As a parent, I'd like to point out that the threat I care about is not "my kid of age N talks to a sicko of age M, where M - N > P for some legislatively-prescribed value of P".
The threat is "my kid of age N talks to or can be observed by a sicko".
These age verification schemes do nothing to help against that. Also, the worst predators online are often the vendors providing "kid friendly" services.
On top of that, these laws are being pushed hardest by the worst of the most corrupt politicians on earth. Why would I install a webcam on my kid's machine because that group of people wants me to?!?

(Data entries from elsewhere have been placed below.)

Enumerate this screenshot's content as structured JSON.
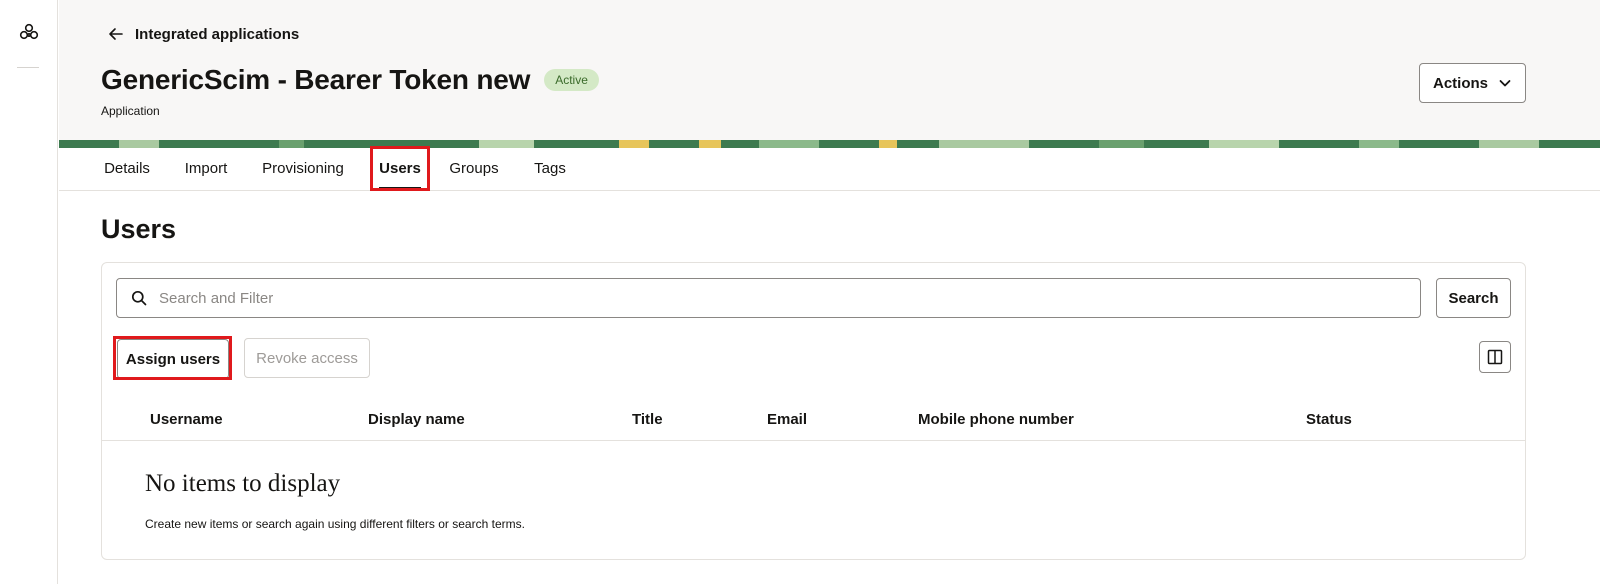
{
  "rail": {
    "logo_icon": "oracle-hub-icon"
  },
  "header": {
    "back_label": "Integrated applications",
    "title": "GenericScim - Bearer Token new",
    "status_badge": "Active",
    "subtitle": "Application",
    "actions_label": "Actions"
  },
  "tabs": [
    {
      "label": "Details"
    },
    {
      "label": "Import"
    },
    {
      "label": "Provisioning"
    },
    {
      "label": "Users",
      "active": true
    },
    {
      "label": "Groups"
    },
    {
      "label": "Tags"
    }
  ],
  "section": {
    "title": "Users"
  },
  "search": {
    "placeholder": "Search and Filter",
    "value": "",
    "button_label": "Search"
  },
  "toolbar": {
    "assign_label": "Assign users",
    "revoke_label": "Revoke access",
    "columns_icon": "columns-icon"
  },
  "table": {
    "columns": [
      "Username",
      "Display name",
      "Title",
      "Email",
      "Mobile phone number",
      "Status"
    ],
    "rows": []
  },
  "empty_state": {
    "title": "No items to display",
    "description": "Create new items or search again using different filters or search terms."
  },
  "colors": {
    "highlight": "#e0191c",
    "badge_bg": "#d4e9c6",
    "header_bg": "#f8f7f6",
    "banner_green": "#3d7a4f"
  }
}
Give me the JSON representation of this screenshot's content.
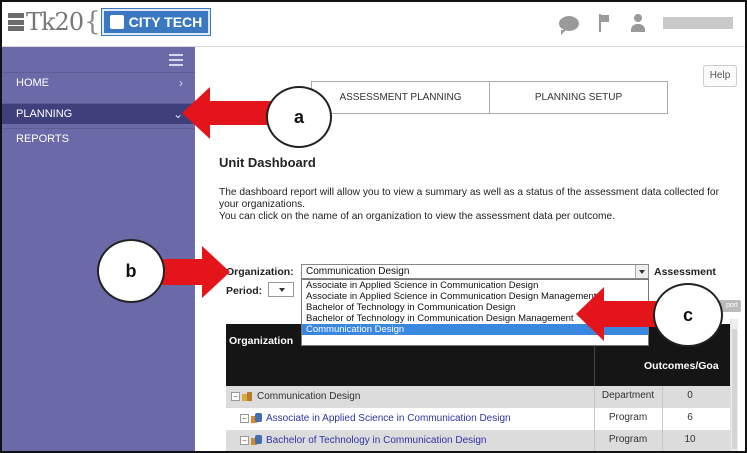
{
  "header": {
    "logo_text": "Tk20",
    "logo_brace": "{",
    "logo_badge": "CITY TECH"
  },
  "sidebar": {
    "items": [
      {
        "label": "HOME",
        "chevron": "›"
      },
      {
        "label": "PLANNING",
        "chevron": "⌄"
      },
      {
        "label": "REPORTS",
        "chevron": ""
      }
    ]
  },
  "main": {
    "help_label": "Help",
    "tabs": [
      {
        "label": "ASSESSMENT PLANNING"
      },
      {
        "label": "PLANNING SETUP"
      }
    ],
    "title": "Unit Dashboard",
    "description": [
      "The dashboard report will allow you to view a summary as well as a status of the assessment data collected for",
      "your organizations.",
      "You can click on the name of an organization to view the assessment data per outcome."
    ],
    "organization_label": "Organization:",
    "organization_value": "Communication Design",
    "assessment_label": "Assessment",
    "period_label": "Period:",
    "dropdown_options": [
      "Associate in Applied Science in Communication Design",
      "Associate in Applied Science in Communication Design Management",
      "Bachelor of Technology in Communication Design",
      "Bachelor of Technology in Communication Design Management",
      "Communication Design"
    ],
    "export_label": "port",
    "table": {
      "col_org": "Organization",
      "col_outcomes": "Outcomes/Goa",
      "rows": [
        {
          "name": "Communication Design",
          "type": "Department",
          "count": "0"
        },
        {
          "name": "Associate in Applied Science in Communication Design",
          "type": "Program",
          "count": "6"
        },
        {
          "name": "Bachelor of Technology in Communication Design",
          "type": "Program",
          "count": "10"
        }
      ]
    }
  },
  "callouts": {
    "a": "a",
    "b": "b",
    "c": "c"
  },
  "colors": {
    "sidebar": "#6a6aa8",
    "sidebar_active": "#3f3f7c",
    "arrow_red": "#e4141b",
    "selected_option": "#3a87e0"
  }
}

Maybe we should focus on prosecuting the backlog of stuff in the Epstein files pertaining to politicians pushing these age verification services, not let anyone (except parents) control how kids access stuff online.
Some company or, hell, the gov't setup a proxy service that whitelists the internet and have your kid use that. Do your fucking job.
It's not some SV-backed startup. It's not Google, Apple, Microsoft, Amazon or Meta. It's the government.
What I think must result is, a monotonic cultural erosion and deprecation of such platforms and regions implementing those restrictions, and continuous replacement with engineered and packaged foreign imports from venues and regions from psychological "upstream" where there aren't such restrictions. But I guess that's what they explicitly desire.
Offline there is a reason for that, online are enough countries where it breaks the law if you sell without verification at least for NC-17 titles
Someone, anyone, but themselves.
In general, a social security number is extremely sensitive, and should never be shared outside your home country tax system.
Verification is indeed a perverse invasion of privacy, and a liability to those with financial holdings. I guess the credit-lock service is now a must to deal with the circus that is modern logistics. =3
But then I remembered the game 20 questions, and how few yes/no questions you need to guess pretty much any concept.
I am no longer willing to share anything, not even a yes/no question.
I'm punching myself in the balls one way or another.
France has an ID service to pay taxes, and they have a network of possible ID verification systems. Like, you can ID through the tax system, or through the healthcare system. It works fine.
Implementing an API that uses the same to provide age verification is not rocket science.
If you need age verification for a website, say "smedia.fr", then you go there, then it makes you get an age verification token to "franceid.gov.fr", that guy gives you back a token, you send the token to smedia.fr which checks the token with franceid.gov.fr
I don't understand how this is even an issue.
What else is there to say?
Any such verification service will either sell your data or lose it. Will not may.
1 - 1 - 1970 is always mine - Unix zero
If none, you were born on March 5, 1957.
(Note on evaluating this: there are some circumstances where the penalty changes later. I know one person who's Global Access paperwork was delayed because they lied to their airline's frequent flyer program about their age. But that was the whole consequence: a need to update their data with the airline).
Pretty much sums up all modern discourse in banning social media and doing age checks. When I was growing up it was satanic symbols in the music I listened to.
I guess - wtf is wrong with adults? Why do they feel compelled to control the younger generation?
Mental health issues in the young have gone through the roof since 2010. There is definitely a problem, whether this solves it is another matter.
(In the US, the latter occurs more often than you may expect.)
I'm in the UK, I'm normally connected through a VPN these days.
The problem is that the people who want age verification don’t really care about the technical details of how it’s implemented and the people who oppose age verification just want unfettered online pornography out of principle, so no one is actually thinking about how to implement age verification in a way that protects privacy.
Likewise, incentives aren't there for liquor stores. They make money by allowing fake ids to work.